Once you pass the three-mile limit out of Southhampton, Le Havre, or Los Angeles and head for the Southern Hemisphere you are allowed to take off some of your pre-conceptions and store them in your luggage. You will not need them for the sea voyage and no-one on shore in Australia or New Zealand wants to handle them. Just dress comfortably and be prepared to see it all.
Thus the car in this post. The obvious clues say it is from Northam in Western Australia and it has been on the old Caversham motor race circuit in the Swan Valley. It was once a Chevrolet, and may still be, for all we can tell. It is blue. There are four wheels contacting the ground and two more available on the sides. Beyond this you must make your own judgements.
I think it is a special built on the chassis of a 30’s Chevrolet. I can’t guess whether it once had a coupe, sedan, or ute body, but all that has remained of the housings are the radiator shell, cowl and bonnet. Perhaps the builder found it in this bare condition and then let the imagination loose on it.
The design owes much to imagination – and to the shapes of 1930’s sedans, 1920’s speedsters. and 1910’s aircraft. I should not be surprised to see those two ring-shaped cowling at the rear surmounted by Lewis gun rings. They would make a wonderful accessory for Saturday night in downtown Northam.
I cannot praise the builder enough for the use of canvas over wood formers to make the boat-tail body. The workmanship is superb and the design is bizarre in the best possible way. The canvas mud-guards held in place by cord and stays add the final touch – nautical I should say. I would not be surprised to see the vehicle fitted with red and green navigation lights and a steam siren.

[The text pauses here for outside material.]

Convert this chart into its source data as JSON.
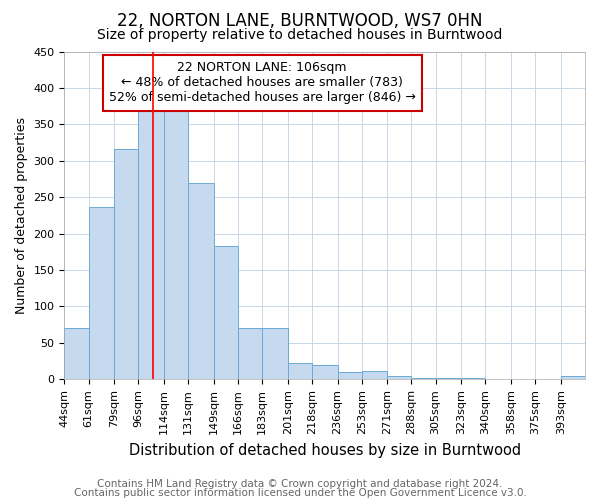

Was it an old-time racer? Is it a fantasy of old time racing? Is it a Steampunk family excursion car? Is there too much spare time down on the old farm? I cannot say – but I am glad that I got to see this sort of thing. It is the art of the amateur mechanic at its best. Australia has people like this all over the place – suburbs as well as country – and it is to the credit of the country that they can think outside the box every day.